With background noise enabled, the BGP announcement gets lost in normal internet churn (0.5 updates/second by default). This models the detection challenge from the operational notes: “Single announcement among thousands of daily BGP updates.”

Suggestions for simulator improvements

Feature request 1: RPKI validation engine

Add RPKI validation that automatically checks announcements against ROA database.

Implementation sketch:

class RPKIValidator:
    def __init__(self):
        self.roas = {}  # prefix -> (origin_as, max_length)
    
    def validate(self, prefix, origin_as):
        # Check if ROA exists and covers this announcement
        # Return: VALID | INVALID | NOT_FOUND

This would allow scenarios to automatically generate RPKI validation state changes when BGP announcements occur, without manual telemetry generation for each.

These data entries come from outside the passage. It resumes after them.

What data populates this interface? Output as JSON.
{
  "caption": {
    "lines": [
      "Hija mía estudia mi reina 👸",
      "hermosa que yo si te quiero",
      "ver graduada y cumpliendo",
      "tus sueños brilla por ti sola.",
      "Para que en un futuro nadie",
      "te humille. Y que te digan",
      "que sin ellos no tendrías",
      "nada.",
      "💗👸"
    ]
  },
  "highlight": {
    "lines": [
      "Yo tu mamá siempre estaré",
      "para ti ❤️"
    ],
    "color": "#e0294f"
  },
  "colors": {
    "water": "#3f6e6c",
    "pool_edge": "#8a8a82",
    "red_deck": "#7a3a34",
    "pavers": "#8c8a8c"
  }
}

Feature request 2: Traffic flow modeling

Add simple traffic flow calculation showing which prefixes would route via which AS given current announcements.

Implementation sketch:

class TrafficSimulator:
    def calculate_path(self, source, destination, routing_table):
        # Apply longest-prefix-match
        # Return selected AS path
        # Generate latency based on path length

This would make latency changes derivable from routing decisions rather than manually specified in telemetry.

Feature request 3: Defender interaction

Allow defenders to take actions during scenario that affect outcome.

Implementation sketch:

class DefenderActions:
    def block_announcement(self, prefix, as_number):
        # Remove from routing table
        # Emit log of defensive action
    
    def contact_upstream(self, peer_as):
        # Trigger peer response (withdrawal or filtering)

This would transform scenarios from recordings into interactive exercises where defender decisions matter.

Feature request 4: Automated timeline scaling

Currently, timeline scaling from operational reality (minutes to hours) to simulation (seconds to minutes) is manual. Could be automated based on event dependencies.

Implementation sketch:

def compress_timeline(events, target_duration):
    # Preserve relative timing and causal relationships
    # Scale absolute times to fit target duration
    # Maintain detection windows proportionally

This would make it easier to create scenarios from operational timelines without manual time adjustment.

References

This scenario represents compromise between operational reality (Scarlet’s live attack) and training safety (Purple Lantern’s simulator constraints). It’s not perfect. It’s what’s currently possible. Improvements are welcome, preferably via pull request rather than unauthorised routing infrastructure modification.